Sometimes you end up in a position, for instance, Press Secretary at the White House, that you’re not exactly cut out for. Everyone has to quit a job at some point. Whether you’ve found a new gig or just get the feeling (perhaps from watching news reports) that your seconds away from being fired when it’s time to walk away, there’s a right and a wrong way to do it.
Write a Nice Letter
Even if this was the worst job you’ve ever had and you’d love to burn the place down, your resignation letter should be polite and professional. One thing I’ve learned over the years is that the world is really a super small place. Presuming you’re working in a professional capacity at your job, then your professional world is probably even smaller. Don’t burn any bridges.

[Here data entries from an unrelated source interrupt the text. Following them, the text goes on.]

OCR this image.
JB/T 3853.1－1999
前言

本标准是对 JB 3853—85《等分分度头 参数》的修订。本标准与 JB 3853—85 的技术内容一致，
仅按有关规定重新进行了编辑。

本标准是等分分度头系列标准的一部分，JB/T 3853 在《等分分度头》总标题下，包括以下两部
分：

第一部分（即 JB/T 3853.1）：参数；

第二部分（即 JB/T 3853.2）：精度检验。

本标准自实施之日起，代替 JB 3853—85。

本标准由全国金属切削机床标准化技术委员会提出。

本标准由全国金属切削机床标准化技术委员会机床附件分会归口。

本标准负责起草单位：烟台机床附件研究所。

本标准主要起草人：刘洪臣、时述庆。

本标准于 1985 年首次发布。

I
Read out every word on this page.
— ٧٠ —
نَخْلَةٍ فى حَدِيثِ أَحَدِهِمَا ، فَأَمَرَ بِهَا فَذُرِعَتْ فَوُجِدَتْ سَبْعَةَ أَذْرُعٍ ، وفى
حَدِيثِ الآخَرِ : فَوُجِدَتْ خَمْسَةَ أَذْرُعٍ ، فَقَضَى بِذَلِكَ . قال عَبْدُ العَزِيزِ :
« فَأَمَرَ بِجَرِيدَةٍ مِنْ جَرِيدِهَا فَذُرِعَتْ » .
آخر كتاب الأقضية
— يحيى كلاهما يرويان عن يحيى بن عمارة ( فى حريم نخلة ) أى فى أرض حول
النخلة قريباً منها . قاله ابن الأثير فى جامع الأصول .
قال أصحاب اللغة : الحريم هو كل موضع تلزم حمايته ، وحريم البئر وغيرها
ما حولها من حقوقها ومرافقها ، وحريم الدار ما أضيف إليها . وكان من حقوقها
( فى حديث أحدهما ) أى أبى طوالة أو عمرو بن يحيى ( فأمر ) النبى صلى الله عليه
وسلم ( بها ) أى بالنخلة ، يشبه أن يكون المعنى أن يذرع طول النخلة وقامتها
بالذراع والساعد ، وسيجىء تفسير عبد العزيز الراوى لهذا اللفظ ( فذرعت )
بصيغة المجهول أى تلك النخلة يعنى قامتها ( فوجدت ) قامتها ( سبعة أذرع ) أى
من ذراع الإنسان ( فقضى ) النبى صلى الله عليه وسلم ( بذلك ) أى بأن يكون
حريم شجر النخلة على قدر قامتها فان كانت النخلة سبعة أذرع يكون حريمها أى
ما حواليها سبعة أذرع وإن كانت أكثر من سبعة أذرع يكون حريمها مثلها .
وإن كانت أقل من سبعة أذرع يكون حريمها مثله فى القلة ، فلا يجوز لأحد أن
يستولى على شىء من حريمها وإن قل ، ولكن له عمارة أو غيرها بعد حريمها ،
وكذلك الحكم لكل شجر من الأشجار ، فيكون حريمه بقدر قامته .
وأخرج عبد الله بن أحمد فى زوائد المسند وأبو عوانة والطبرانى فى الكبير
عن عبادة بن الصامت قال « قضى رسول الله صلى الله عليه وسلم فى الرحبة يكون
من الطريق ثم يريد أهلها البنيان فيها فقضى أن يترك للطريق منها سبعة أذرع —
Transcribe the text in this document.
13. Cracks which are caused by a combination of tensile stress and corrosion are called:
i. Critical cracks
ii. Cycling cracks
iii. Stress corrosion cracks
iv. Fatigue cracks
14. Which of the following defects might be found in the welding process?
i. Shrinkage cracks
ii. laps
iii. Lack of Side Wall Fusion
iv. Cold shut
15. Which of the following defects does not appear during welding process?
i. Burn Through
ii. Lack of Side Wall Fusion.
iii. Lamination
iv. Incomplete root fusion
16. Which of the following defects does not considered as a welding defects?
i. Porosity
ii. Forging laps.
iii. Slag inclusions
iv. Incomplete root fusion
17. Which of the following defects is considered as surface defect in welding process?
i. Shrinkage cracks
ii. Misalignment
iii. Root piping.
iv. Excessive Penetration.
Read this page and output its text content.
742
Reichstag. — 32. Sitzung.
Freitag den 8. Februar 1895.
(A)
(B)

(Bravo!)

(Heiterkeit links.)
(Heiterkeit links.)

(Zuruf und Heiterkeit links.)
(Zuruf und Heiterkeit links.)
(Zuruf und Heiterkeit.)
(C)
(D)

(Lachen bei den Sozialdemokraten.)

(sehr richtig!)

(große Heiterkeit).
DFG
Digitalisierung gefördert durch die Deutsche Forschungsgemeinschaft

You’d be shocked at how a bad boss or a bad job can pop back up down the line. Ten years from now you might want to get a job at another company where the boss is good friends, or neighbors, or old college classmates with your bad boss from the decade before. Or maybe 10 years from now your boss will have moved on and you’ll want to come back to the company in some capacity. Bosses are temporary, but your employee file is forever. Don’t screw over future you by leaving a nasty note in there to be found.
Advertisement
Instead, keep your resignation letter to just a few sentences. Try and have a sentence or two of positive comments about your time at the company, and then note the day you would like to be your last. Something like this:
Mr. Smith,
I’ve really enjoyed my time working at Acme Inc., particularly the past few years in the whoopee cushion department. Unfortunately, the time has come for me to accept a position elsewhere. My last day will be August 31st. Over the next month I would be happy to help find and train my replacement.
All the best,
Sally
This isn’t the time to talk about how you were wronged or to point out bad decisions that were made over the years. Keep it short, sweet, and to the point. You’re leaving, all that bad stuff doesn’t matter anymore.
Give Two Weeks
Don’t ruin your years of hard work at your job by catching your boss off guard with a resignation letter. No matter how bad the job is, you should always offer to work for an additional two weeks after you pass in your resignation letter. In some cases, your boss might tell you to go ahead and go as soon as you pass in the letter, in others, you sticking around can help give the company time to find a replacement and/or come up with a plan to handle your job responsibilities until they do.
Advertisement
If you have a particularly involved job and like your employer, you may want to consider giving a month’s notice or more or to discuss an appropriate end date with your boss. Or your contract might actually stipulate an amount of notice you have to give. The goal here is to give the company a chance to make plans for what they’re going to do without you rather than to leave them unexpectedly hanging.
Be Ready to Go
Before you hand in your resignation letter, be ready for today to be your last. Sometimes employers take resignation letters well and want to keep you around for as long as possible (or want to offer you more cash than that fancy other company did). Other times, an employer might feel betrayed by your resignation or concerned that you will use your remaining time at the company to gather knowledge you’ll take to your new gig, and they might ask you to leave immediately.
Don’t clear off your desk before you head into your boss’s office, but do back up any emails and files you want that your boss might lock you out of once he hears you’re leaving. If you use a company computer, make sure you’ve removed any personal photos or files, and that you’ve deleted those chat messages you and your coworker had about how awful your boss is. That way if he does ask you to leave, you’re ready.